All the talk in Scottish football has been about Odsonne Edouard.

The Frenchman has scored vital goals, performed heroically for Celtic in cup finals and been unplayable in fierce Rangers derbies that were in need of cool heads. So, for Marvin Compper, Edouard's talent has never been questioned or doubted. Perhaps, the German says, he was still in the shadow of former Hoops striker Moussa Dembele during Compper's time, but he has since gone on to prove he's the man.

Which is why, during a 45 minute chat with the defender - promised initially to be a 'five minute blether' - it was a surprise to hear that Compper considers another to be the best and most instinctively talented player in Celtic's ranks. A player who has the skill and adaptability to go far in his career if he can consistently find that end product.

"Mikey Johnston can go far, " Compper told Herald and Times Sport. "He has this natural instinct, he is the kind of player that, in the Scottish league, you might not even see 60 percent of what he's capable of. He is a player who can make a difference, can win a game for a team just like that. I don't want to put too much pressure on him but he could potentially be that player who plays for big teams and makes the difference for these teams.

"He's already shown that for Celtic. He's very capable. Players I've spoken to have said he's so hard to defend against and I think that's the biggest compliment an offensive player can get. He has a lot of potential but he needs to stay humble and work hard. Odsonne is another who made a huge leap forward since I was there. When I was first there, the main striker was Moussa [Dembele] and Odsonne was almost hiding a bit. Once Moussa left he stepped up big time and developed, and he'll be ready for bigger clubs in terms of the Champions League soon, if not already.

"But it's Mikey. And because he's a homegrown player he's a big, big talent. He just has to use his skills for more product. Because I shared the locker room with Mikey, Anthony Ralston, Scotty Allan, we had a lot of talks and I always told him the most important thing in his game was to have end product. At the end of the dribbling should be an assist, a shot on goal or a goal. The outcome of what you do has to be visible. That's all that matters in football.

"Karamoko Dembele is another, one of the biggest talents in Europe at his age but he has to develop. He has time, he needs to become a man on the pitch. Skill-wise, no question."

If Johnston - who made 21 appearances for Celtic this season before his injury - has the potential to become a major star for the Hoops, Compper reckons his old teammate Kris Ajer can go even further.
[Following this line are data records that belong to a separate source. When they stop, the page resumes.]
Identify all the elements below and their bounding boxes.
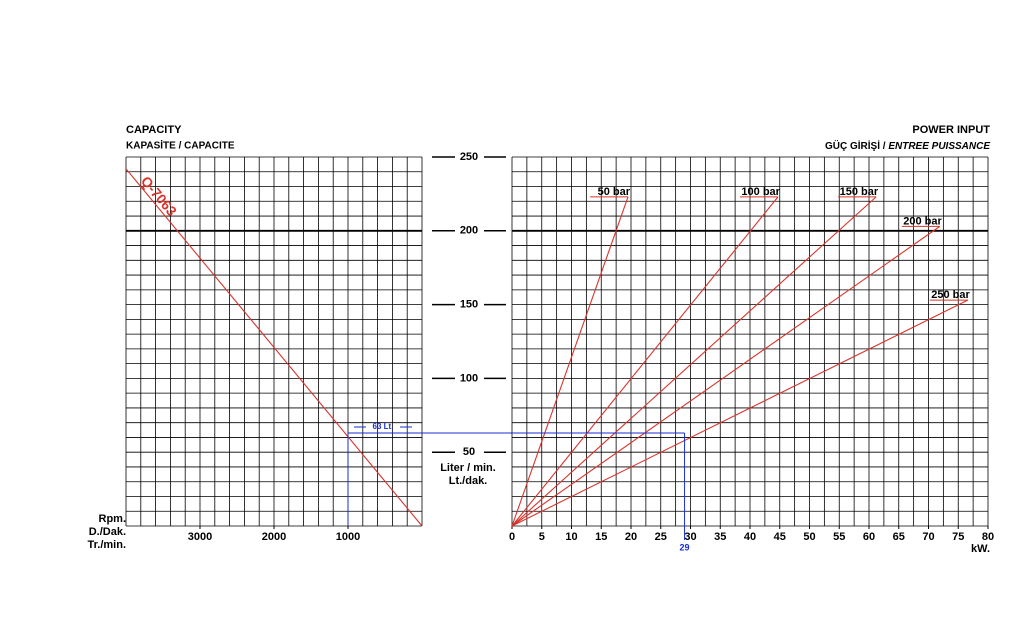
series-label: 250 bar	[931, 289, 970, 301]
x-tick-label: 80	[982, 531, 994, 543]
x-tick-label: 65	[893, 531, 905, 543]
x-tick-label: 15	[595, 531, 607, 543]
series-line	[511, 196, 779, 527]
x-axis-label: kW.	[971, 543, 990, 555]
series-label: 50 bar	[598, 186, 631, 198]
x-tick-label: 70	[922, 531, 934, 543]
x-tick-label: 50	[803, 531, 815, 543]
y-axis-label: Liter / min.	[440, 462, 496, 474]
series-label: 150 bar	[840, 186, 879, 198]
y-tick-label: 50	[463, 446, 475, 458]
x-tick-label: 35	[714, 531, 726, 543]
left-subtitle: KAPASİTE / CAPACITE	[126, 139, 235, 152]
x-tick-label: 40	[744, 531, 756, 543]
subtitle-tr: GÜÇ GİRİŞİ /	[825, 139, 886, 152]
reference-label: 63 Lt.	[373, 422, 394, 431]
x-axis-label: D./Dak.	[89, 526, 126, 538]
series-line	[511, 299, 969, 527]
reference-label: 29	[680, 542, 690, 552]
series-line	[511, 196, 877, 527]
y-tick-label: 200	[460, 225, 478, 237]
x-tick-label: 60	[863, 531, 875, 543]
series-line	[125, 168, 423, 527]
x-tick-label: 30	[684, 531, 696, 543]
y-tick-label: 100	[460, 372, 478, 384]
x-tick-label: 3000	[188, 531, 212, 543]
y-axis-label: Lt./dak.	[449, 475, 488, 487]
x-axis-label: Tr./min.	[87, 539, 126, 551]
x-tick-label: 10	[565, 531, 577, 543]
right-subtitle: GÜÇ GİRİŞİ / ENTREE PUISSANCE	[825, 139, 990, 152]
x-tick-label: 45	[774, 531, 786, 543]
right-title: POWER INPUT	[912, 124, 990, 136]
x-tick-label: 25	[655, 531, 667, 543]
x-tick-label: 55	[833, 531, 845, 543]
x-tick-label: 0	[509, 531, 515, 543]
x-tick-label: 75	[952, 531, 964, 543]
series-label: Q-7063	[138, 173, 180, 219]
series-line	[511, 196, 629, 527]
y-tick-label: 150	[460, 299, 478, 311]
left-title: CAPACITY	[126, 124, 182, 136]
subtitle-fr: ENTREE PUISSANCE	[888, 141, 990, 152]
x-tick-label: 20	[625, 531, 637, 543]
series-line	[511, 225, 941, 527]
x-tick-label: 1000	[336, 531, 360, 543]
x-tick-label: 5	[539, 531, 545, 543]
x-axis-label: Rpm.	[99, 513, 127, 525]
series-label: 100 bar	[741, 186, 780, 198]
x-tick-label: 2000	[262, 531, 286, 543]
y-tick-label: 250	[460, 151, 478, 163]
series-label: 200 bar	[903, 215, 942, 227]
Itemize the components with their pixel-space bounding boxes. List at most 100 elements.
While the German claims he doesn't want to put Johnston under too much pressure, he seemingly doesn't mind throwing down the gauntlet to Norwegian Ajer.

Referencing Virgil van Dijk's ascendancy to the top ranking centre-half in the world, Compper believes Ajer has it in him to follow in the Dutchman's footsteps. It's no wonder, the 34-year-old says, that clubs the size of AC Milan and Leicester City in the Premier League are already sniffing around.

Quick with a comparison to RB Leipzig wonderkid Dayot Upamecano, Compper believes the Frenchman is inches better than Ajer at this time, simply down to the quality of competition he takes on every week. But he has no doubts Ajer can surpass that and go on to be one of the best.

"Kris Ajer has all the tools to become one of the best defenders in the world," Compper added. "Of course, there's a long way to go and a lot of development that has to take place. When I played in Leipzig there was a defender Dayot Upamecano who is the same age, as quick as Kris and almost as tall, but you make the comparison.

"Upamecano played earlier in a league where you have to be at your best every week. He had to develop quicker. But you can see with Kris in international games, the task is harder and he's had to bring his A-game. In the Scottish league he can play at 60 or 70 percent which can make development harder and it can take more time to develop. But Kris has everything, the speed, the physicality and technique. He's smart and picks up things he's able to learn and adapt, so he has all the tools. It will come down to the tasks he gives himself.

"When you think of Celtic defenders you always come back to Virgil van Dijk, he made the correct decisions to improve his development and look where he is now. For Kris that will be the goal, to make these steps. He might become one of the best, it's possible, he's confident to want to achieve that, but there's a long way to go and a lot of hurdles to jump. Knowing what's already there and what he might be capable of, it's a lot."